Snagov Monastery – The Legend of Dracula
About 45 kilometers north of Bucharest, on an island in the middle of Snagov Lake, lays the monastery with the same name. Built around the time of Vlad the Impaler’s grandfather, Mircea the Old (around 1408), the monastery has become famous as the burial place of the king of Walachia who would become the inspiration for Bram Stoker’s Dracula.
There are many gaps to fill when it comes to the life of Vlad the Impaler. While his life have been exploited and his heroic battles against the Turks highly praised, little is known about the last hours of his legendary life. It is believed that Vlad’s decapitated body was found in the woods around Bucharest by the monks of the Snagov monastery and brought here to be buried since both Vlad and his father had donated money to the church. But Snagov was also a place of punishment. In a small cell, Vlad the Impaler invited his victims to kneel in front of an icon of the Virgin Mary. Suddenly a trap door would open and his guest would be sent to a ditch below where stakes stood erect ready to pierce his body. Decapitated skeletons found here stand as proof of these horrific crimes.
Another legend says that after the battle with the Turks in 1476, subsequent to which he died, the body of Vlad the Impaler was secretly buried in the Christian manner inside either of the churches. In one version of the story, Vlad was murdered in a nearby forest, and the monks of the monastery found the body. Perhaps the monks felt indebted to Vlad for the additions he insisted be added to their abode, most bizarrely, the prison and the torture chamber. Whatever the reasons, the monks dressed the body richly and put it to rest in front of the church altar.

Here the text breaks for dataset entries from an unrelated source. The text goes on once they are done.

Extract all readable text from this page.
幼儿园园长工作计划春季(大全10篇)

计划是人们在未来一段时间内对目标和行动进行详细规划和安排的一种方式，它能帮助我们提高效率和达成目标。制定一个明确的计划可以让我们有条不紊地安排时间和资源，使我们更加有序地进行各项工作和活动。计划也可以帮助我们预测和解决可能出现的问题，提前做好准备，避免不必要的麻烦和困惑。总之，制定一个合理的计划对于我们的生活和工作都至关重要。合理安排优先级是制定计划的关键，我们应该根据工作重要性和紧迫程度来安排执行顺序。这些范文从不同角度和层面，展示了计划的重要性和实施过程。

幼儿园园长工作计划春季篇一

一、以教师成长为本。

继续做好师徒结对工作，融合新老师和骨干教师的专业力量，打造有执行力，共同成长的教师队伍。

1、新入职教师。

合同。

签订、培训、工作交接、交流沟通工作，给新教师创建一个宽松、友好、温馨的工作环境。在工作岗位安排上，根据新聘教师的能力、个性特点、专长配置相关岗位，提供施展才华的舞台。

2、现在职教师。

The Legends of Snagov Monastery
Peasants talk about the “hidden treasures” of the Impaler. Sensing death, Vlad had them make cast-iron barrels in which he placed silver, gold and precious jewels; he then ordered the course of a river to be diverted by a dam (perhaps the Dambovita river) after getting rid of the riches, he gave free flow to the river and all the peasants involved were IMPALED!

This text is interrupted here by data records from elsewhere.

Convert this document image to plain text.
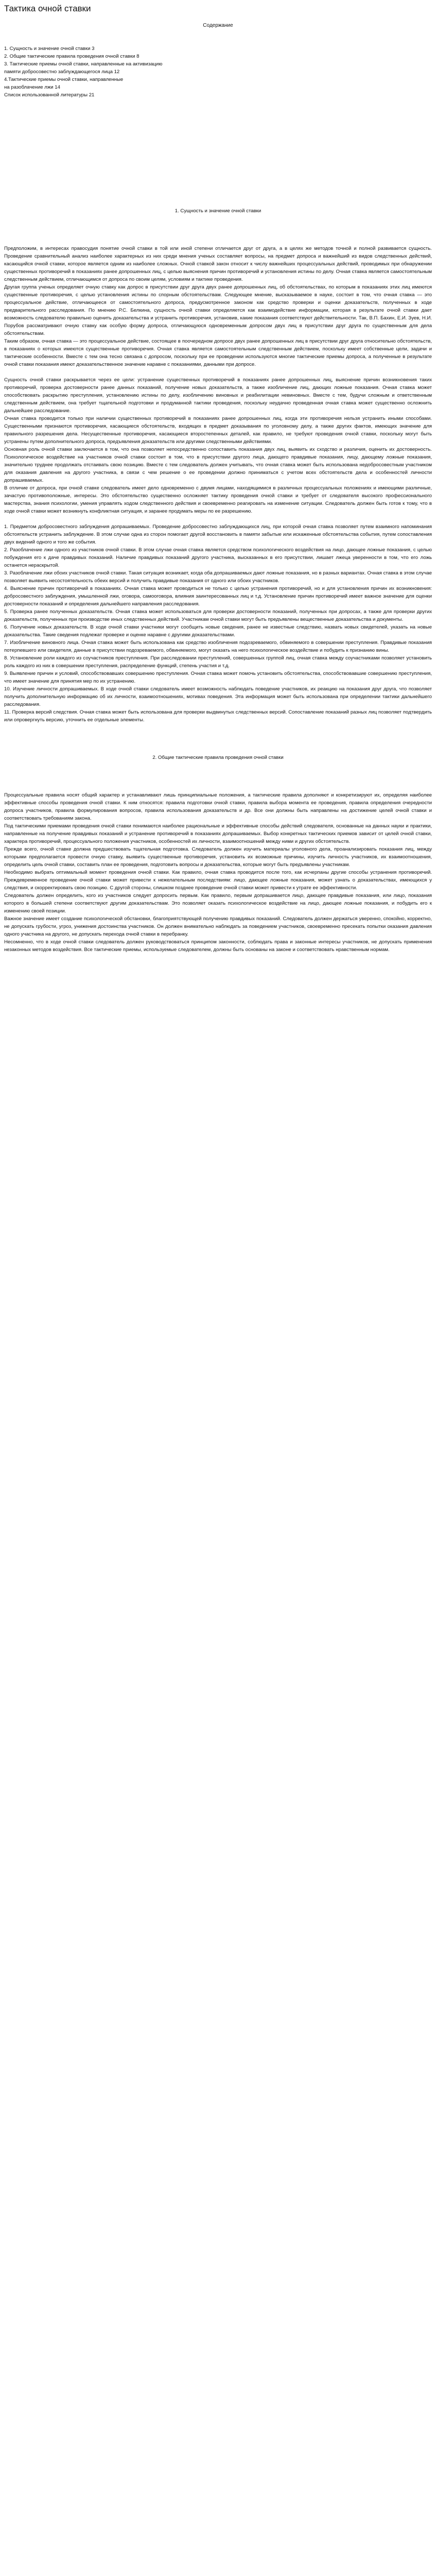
Тактика очной ставки
Содержание
1. Сущность и значение очной ставки 3
2. Общие тактические правила проведения очной ставки 8
3. Тактические приемы очной ставки, направленные на активизацию
памяти добросовестно заблуждающегося лица 12
4.Тактические приемы очной ставки, направленные
на разоблачение лжи 14
Список использованной литературы 21
1. Сущность и значение очной ставки

Предположим, в интересах правосудия понятие очной ставки в той или иной степени отличается друг от друга, а в целях же методов точной и полной развивается сущность. Проведение сравнительный анализ наиболее характерных из них среди мнения ученых составляет вопросы, на предмет допроса и важнейший из видов следственных действий, касающийся очной ставки, которое является одним из наиболее сложных. Очной ставкой закон относит к числу важнейших процессуальных действий, проводимых при обнаружении существенных противоречий в показаниях ранее допрошенных лиц, с целью выяснения причин противоречий и установления истины по делу. Очная ставка является самостоятельным следственным действием, отличающимся от допроса по своим целям, условиям и тактике проведения.

Другая группа ученых определяет очную ставку как допрос в присутствии друг друга двух ранее допрошенных лиц, об обстоятельствах, по которым в показаниях этих лиц имеются существенные противоречия, с целью установления истины по спорным обстоятельствам. Следующее мнение, высказываемое в науке, состоит в том, что очная ставка — это процессуальное действие, отличающееся от самостоятельного допроса, предусмотренное законом как средство проверки и оценки доказательств, полученных в ходе предварительного расследования. По мнению Р.С. Белкина, сущность очной ставки определяется как взаимодействие информации, которая в результате очной ставки дает возможность следователю правильно оценить доказательства и устранить противоречия, установив, какие показания соответствуют действительности. Так, В.П. Бахин, Е.И. Зуев, Н.И. Порубов рассматривают очную ставку как особую форму допроса, отличающуюся одновременным допросом двух лиц в присутствии друг друга по существенным для дела обстоятельствам.

Таким образом, очная ставка — это процессуальное действие, состоящее в поочередном допросе двух ранее допрошенных лиц в присутствии друг друга относительно обстоятельств, в показаниях о которых имеются существенные противоречия. Очная ставка является самостоятельным следственным действием, поскольку имеет собственные цели, задачи и тактические особенности. Вместе с тем она тесно связана с допросом, поскольку при ее проведении используются многие тактические приемы допроса, а полученные в результате очной ставки показания имеют доказательственное значение наравне с показаниями, данными при допросе.

Сущность очной ставки раскрывается через ее цели: устранение существенных противоречий в показаниях ранее допрошенных лиц, выяснение причин возникновения таких противоречий, проверка достоверности ранее данных показаний, получение новых доказательств, а также изобличение лиц, дающих ложные показания. Очная ставка может способствовать раскрытию преступления, установлению истины по делу, изобличению виновных и реабилитации невиновных. Вместе с тем, будучи сложным и ответственным следственным действием, она требует тщательной подготовки и продуманной тактики проведения, поскольку неудачно проведенная очная ставка может существенно осложнить дальнейшее расследование.

Очная ставка проводится только при наличии существенных противоречий в показаниях ранее допрошенных лиц, когда эти противоречия нельзя устранить иными способами. Существенными признаются противоречия, касающиеся обстоятельств, входящих в предмет доказывания по уголовному делу, а также других фактов, имеющих значение для правильного разрешения дела. Несущественные противоречия, касающиеся второстепенных деталей, как правило, не требуют проведения очной ставки, поскольку могут быть устранены путем дополнительного допроса, предъявления доказательств или другими следственными действиями.

Основная роль очной ставки заключается в том, что она позволяет непосредственно сопоставить показания двух лиц, выявить их сходство и различия, оценить их достоверность. Психологическое воздействие на участников очной ставки состоит в том, что в присутствии другого лица, дающего правдивые показания, лицу, дающему ложные показания, значительно труднее продолжать отстаивать свою позицию. Вместе с тем следователь должен учитывать, что очная ставка может быть использована недобросовестным участником для оказания давления на другого участника, в связи с чем решение о ее проведении должно приниматься с учетом всех обстоятельств дела и особенностей личности допрашиваемых.

В отличие от допроса, при очной ставке следователь имеет дело одновременно с двумя лицами, находящимися в различных процессуальных положениях и имеющими различные, зачастую противоположные, интересы. Это обстоятельство существенно осложняет тактику проведения очной ставки и требует от следователя высокого профессионального мастерства, знания психологии, умения управлять ходом следственного действия и своевременно реагировать на изменение ситуации. Следователь должен быть готов к тому, что в ходе очной ставки может возникнуть конфликтная ситуация, и заранее продумать меры по ее разрешению.

1. Предметом добросовестного заблуждения допрашиваемых. Проведение добросовестно заблуждающихся лиц, при которой очная ставка позволяет путем взаимного напоминания обстоятельств устранить заблуждение. В этом случае одна из сторон помогает другой восстановить в памяти забытые или искаженные обстоятельства события, путем сопоставления двух видений одного и того же события.

2. Разоблачение лжи одного из участников очной ставки. В этом случае очная ставка является средством психологического воздействия на лицо, дающее ложные показания, с целью побуждения его к даче правдивых показаний. Наличие правдивых показаний другого участника, высказанных в его присутствии, лишает лжеца уверенности в том, что его ложь останется нераскрытой.

3. Разоблачение лжи обоих участников очной ставки. Такая ситуация возникает, когда оба допрашиваемых дают ложные показания, но в разных вариантах. Очная ставка в этом случае позволяет выявить несостоятельность обеих версий и получить правдивые показания от одного или обоих участников.

4. Выяснение причин противоречий в показаниях. Очная ставка может проводиться не только с целью устранения противоречий, но и для установления причин их возникновения: добросовестного заблуждения, умышленной лжи, оговора, самооговора, влияния заинтересованных лиц и т.д. Установление причин противоречий имеет важное значение для оценки достоверности показаний и определения дальнейшего направления расследования.

5. Проверка ранее полученных доказательств. Очная ставка может использоваться для проверки достоверности показаний, полученных при допросах, а также для проверки других доказательств, полученных при производстве иных следственных действий. Участникам очной ставки могут быть предъявлены вещественные доказательства и документы.

6. Получение новых доказательств. В ходе очной ставки участники могут сообщить новые сведения, ранее не известные следствию, назвать новых свидетелей, указать на новые доказательства. Такие сведения подлежат проверке и оценке наравне с другими доказательствами.

7. Изобличение виновного лица. Очная ставка может быть использована как средство изобличения подозреваемого, обвиняемого в совершении преступления. Правдивые показания потерпевшего или свидетеля, данные в присутствии подозреваемого, обвиняемого, могут оказать на него психологическое воздействие и побудить к признанию вины.

8. Установление роли каждого из соучастников преступления. При расследовании преступлений, совершенных группой лиц, очная ставка между соучастниками позволяет установить роль каждого из них в совершении преступления, распределение функций, степень участия и т.д.

9. Выявление причин и условий, способствовавших совершению преступления. Очная ставка может помочь установить обстоятельства, способствовавшие совершению преступления, что имеет значение для принятия мер по их устранению.

10. Изучение личности допрашиваемых. В ходе очной ставки следователь имеет возможность наблюдать поведение участников, их реакцию на показания друг друга, что позволяет получить дополнительную информацию об их личности, взаимоотношениях, мотивах поведения. Эта информация может быть использована при определении тактики дальнейшего расследования.

11. Проверка версий следствия. Очная ставка может быть использована для проверки выдвинутых следственных версий. Сопоставление показаний разных лиц позволяет подтвердить или опровергнуть версию, уточнить ее отдельные элементы.

2. Общие тактические правила проведения очной ставки

Процессуальные правила носят общий характер и устанавливают лишь принципиальные положения, а тактические правила дополняют и конкретизируют их, определяя наиболее эффективные способы проведения очной ставки. К ним относятся: правила подготовки очной ставки, правила выбора момента ее проведения, правила определения очередности допроса участников, правила формулирования вопросов, правила использования доказательств и др. Все они должны быть направлены на достижение целей очной ставки и соответствовать требованиям закона.

Под тактическими приемами проведения очной ставки понимаются наиболее рациональные и эффективные способы действий следователя, основанные на данных науки и практики, направленные на получение правдивых показаний и устранение противоречий в показаниях допрашиваемых. Выбор конкретных тактических приемов зависит от целей очной ставки, характера противоречий, процессуального положения участников, особенностей их личности, взаимоотношений между ними и других обстоятельств.

Прежде всего, очной ставке должна предшествовать тщательная подготовка. Следователь должен изучить материалы уголовного дела, проанализировать показания лиц, между которыми предполагается провести очную ставку, выявить существенные противоречия, установить их возможные причины, изучить личность участников, их взаимоотношения, определить цель очной ставки, составить план ее проведения, подготовить вопросы и доказательства, которые могут быть предъявлены участникам.

Необходимо выбрать оптимальный момент проведения очной ставки. Как правило, очная ставка проводится после того, как исчерпаны другие способы устранения противоречий. Преждевременное проведение очной ставки может привести к нежелательным последствиям: лицо, дающее ложные показания, может узнать о доказательствах, имеющихся у следствия, и скорректировать свою позицию. С другой стороны, слишком позднее проведение очной ставки может привести к утрате ее эффективности.

Следователь должен определить, кого из участников следует допросить первым. Как правило, первым допрашивается лицо, дающее правдивые показания, или лицо, показания которого в большей степени соответствуют другим доказательствам. Это позволяет оказать психологическое воздействие на лицо, дающее ложные показания, и побудить его к изменению своей позиции.

Важное значение имеет создание психологической обстановки, благоприятствующей получению правдивых показаний. Следователь должен держаться уверенно, спокойно, корректно, не допускать грубости, угроз, унижения достоинства участников. Он должен внимательно наблюдать за поведением участников, своевременно пресекать попытки оказания давления одного участника на другого, не допускать перехода очной ставки в перебранку.

Несомненно, что в ходе очной ставки следователь должен руководствоваться принципом законности, соблюдать права и законные интересы участников, не допускать применения незаконных методов воздействия. Все тактические приемы, используемые следователем, должны быть основаны на законе и соответствовать нравственным нормам.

Visitors who cross the lake by boat or over the bridge, reach the quiet, remote monastery that brings the legend alive! One can pay his respects at Dracula’s tomb, located at the altar footsteps, and admire the beautiful frescoes, some of which go as far back as the 15th century. Locals tell stories about a different church that existed here, which fell into the lake together with its steeple, during a storm. When the wind blows they say you can hear a chime rising from the bottom of the lake.
Nevertheless, people are superstitious and the monastery has had its fair share of bad luck: floods, earthquakes, the burning of the bridge connecting it to mainland during the 1821 revolution as well as being transformed into a prison in the 19th century. Although there has been a lot of debate around the real tomb of Vlad the Impaler and whether you are a Dracula fan or not, the monastery of Snagov is worth a peak! It was once an important hub of the cultural and monastic life: it hosted a printing shop as well as a mint…When coming here travelers understand why it was used as refuge as well as a prison… As for the vampire hunters…what better place to end a trip to Romania than the legendary burial place of the count of all counts: Count Dracula?!

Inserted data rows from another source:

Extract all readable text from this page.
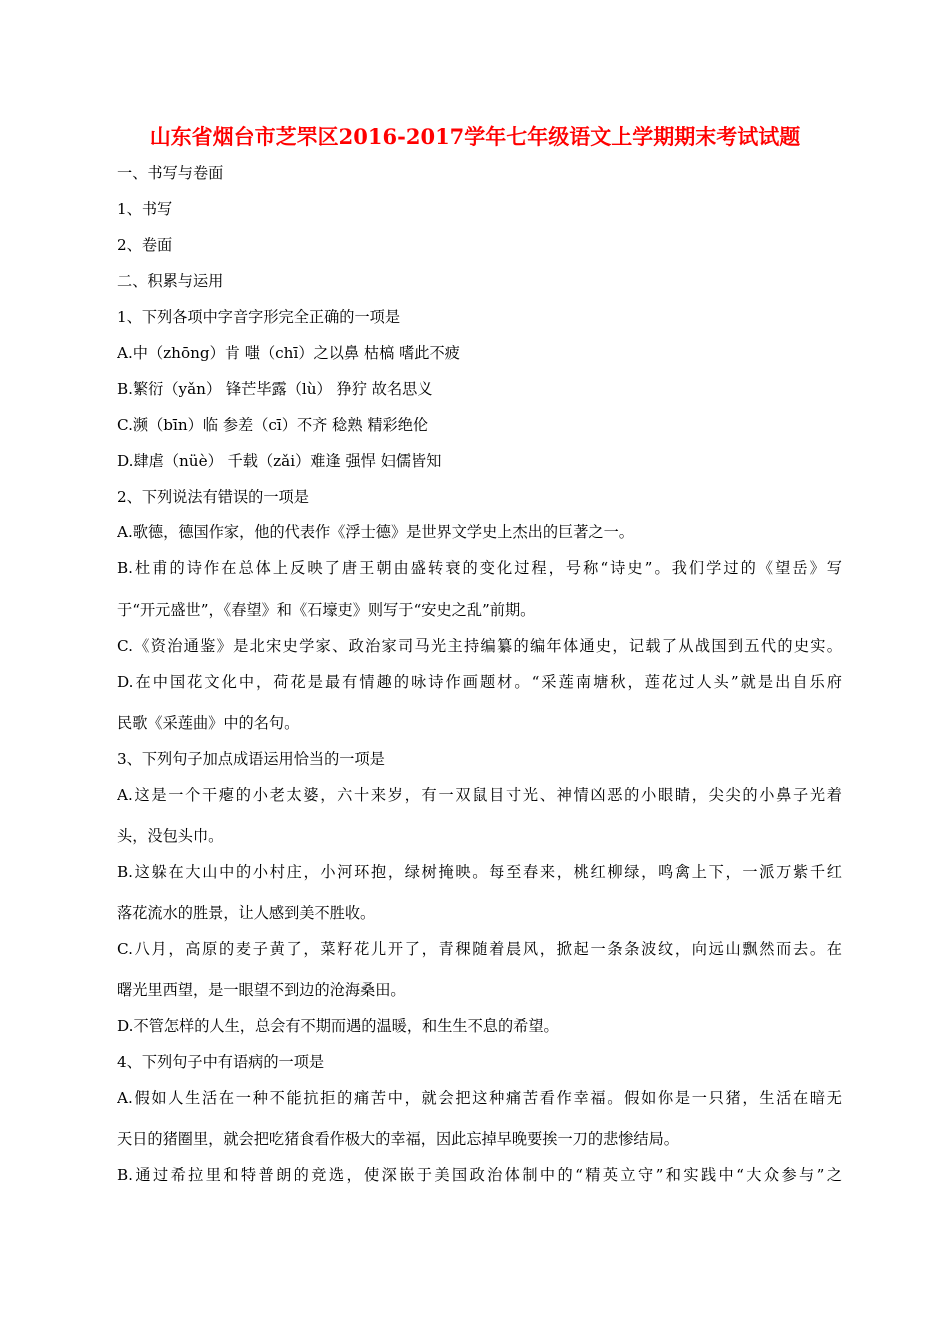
山东省烟台市芝罘区2016-2017学年七年级语文上学期期末考试试题
一、书写与卷面
1、书写
2、卷面
二、积累与运用
1、下列各项中字音字形完全正确的一项是
A.中（zhōng）肯 嗤（chī）之以鼻 枯槁 嗜此不疲
B.繁衍（yǎn） 锋芒毕露（lù） 狰狞 故名思义
C.濒（bīn）临 参差（cī）不齐 稔熟 精彩绝伦
D.肆虐（nüè） 千载（zǎi）难逢 强悍 妇儒皆知
2、下列说法有错误的一项是
A.歌德，德国作家，他的代表作《浮士德》是世界文学史上杰出的巨著之一。
B.杜甫的诗作在总体上反映了唐王朝由盛转衰的变化过程，号称“诗史”。我们学过的《望岳》写
于“开元盛世”，《春望》和《石壕吏》则写于“安史之乱”前期。
C.《资治通鉴》是北宋史学家、政治家司马光主持编纂的编年体通史，记载了从战国到五代的史实。
D.在中国花文化中，荷花是最有情趣的咏诗作画题材。“采莲南塘秋，莲花过人头”就是出自乐府
民歌《采莲曲》中的名句。
3、下列句子加点成语运用恰当的一项是
A.这是一个干瘪的小老太婆，六十来岁，有一双鼠目寸光、神情凶恶的小眼睛，尖尖的小鼻子光着
头，没包头巾。
B.这躲在大山中的小村庄，小河环抱，绿树掩映。每至春来，桃红柳绿，鸣禽上下，一派万紫千红
落花流水的胜景，让人感到美不胜收。
C.八月，高原的麦子黄了，菜籽花儿开了，青稞随着晨风，掀起一条条波纹，向远山飘然而去。在
曙光里西望，是一眼望不到边的沧海桑田。
D.不管怎样的人生，总会有不期而遇的温暖，和生生不息的希望。
4、下列句子中有语病的一项是
A.假如人生活在一种不能抗拒的痛苦中，就会把这种痛苦看作幸福。假如你是一只猪，生活在暗无
天日的猪圈里，就会把吃猪食看作极大的幸福，因此忘掉早晚要挨一刀的悲惨结局。
B.通过希拉里和特普朗的竞选，使深嵌于美国政治体制中的“精英立守”和实践中“大众参与”之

Bram Stoker’s book ‘Dracula’ put Transylvania on the world map. There is one question left: Does Transylvania truly exist or is it a make believe land? If you dug deeper the answer can be fascinating: Yes, Transylvania exists! Transylvania is a region within the country of Romania, in Eastern Europe!
When rumors started that even the scary character, Dracula, is based on a true Romanian king of Wallachia, but born in Transylvania, people rushed here to see for themselves Transylvania: the land beyond the forest, the home of vampires, werewolves and creatures of the night. Those who venture here will discover a picturesque country, quite different from what they had imagined. However Dracula themed tours will always be popular. Tourists look to step on the Dracula’s footsteps, visit his castles, his Royal Court and finally, his tomb at the Snagov Monastery.